The baguette itself changed — shorter (20–40 cm), more hollow inside to hold fillings, crust thinner and crispier than the French original. Vietnamese bakers used a blend of wheat and rice flour, plus a secret: brushing the loaves with water during baking to create that signature crackle.

By the 1960s, banh mi was fully Vietnamese. The name banh tay disappeared. Every city had its own style: Hanoi favored grilled pork and pate; Saigon added more pickles and mayo; Hue used spicier chili paste.

Hanoi Vietnam The-omnipresent-plastic-chairs-01

Image by CEphoto, Uwe Aranas via Wikimedia Commons (CC BY-SA)

Banh Mi Goes Global

After 1975, waves of Vietnamese emigration brought banh mi to the U.S., Australia, France, and Canada. Overseas Vietnamese communities opened shops in Little Saigon neighborhoods. The sandwich adapted again — sometimes with jalapenos instead of Vietnamese chili, or coleslaw instead of pickled daikon.

In the 2000s, Western food media discovered it.

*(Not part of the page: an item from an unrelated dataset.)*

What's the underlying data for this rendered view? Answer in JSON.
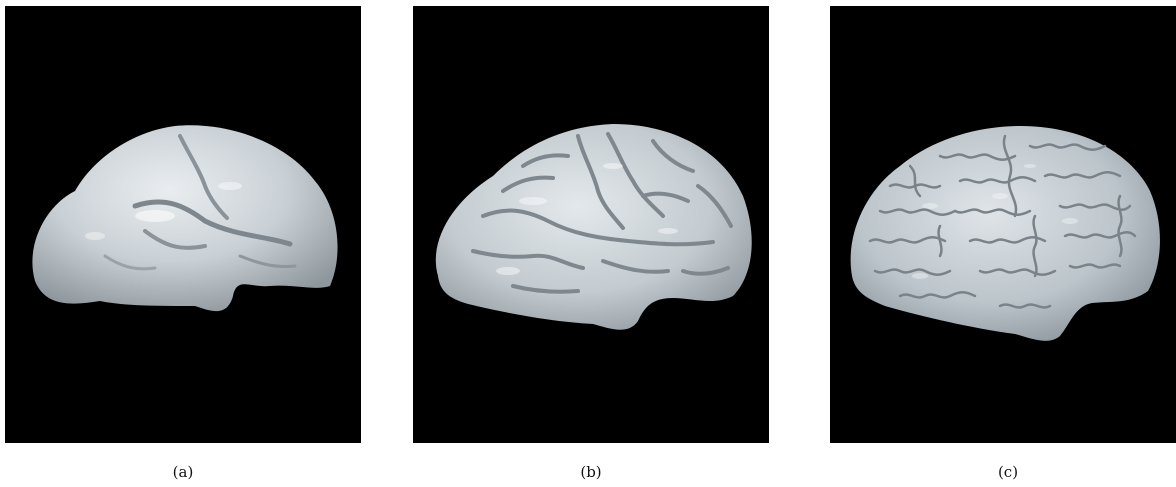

The Guardian listed it among the world's best sandwiches. American cities from New York to Portland saw banh mi festivals and specialty shops. The Anglicized spelling "banh mi" (no diacritics) became standard in English.

Today, you can find banh mi in almost every country with a Vietnamese diaspora. Some are authentic; many are not. The best ones are still in Vietnam, made by vendors who've been doing it for 30 years.

Where to Eat It in Vietnam

Hanoi: Banh Mi 25 (25 Hang Ca, Hoan Kiem) — pork, pate, egg, 25,000 VND. Opens 6 a.m., sells out by 10 a.m.

Ho Chi Minh City: Banh Mi Huynh Hoa (26 Le Thi Rieng, District 1) — overstuffed with cold cuts and pate, 45,000 VND. Expect a line.

Hoi An: Banh Mi Phuong (2B Phan Chau Trinh) — the one Anthony Bourdain ate on No Reservations. Grilled pork or pork meatball, 20,000–30,000 VND.

Avoid tourist traps near Ben Thanh Market in Saigon or the Old Quarter in Hanoi that charge 60,000+ VND for a smaller sandwich. The best banh mi are from carts with a crowd of locals and a price board in Vietnamese only.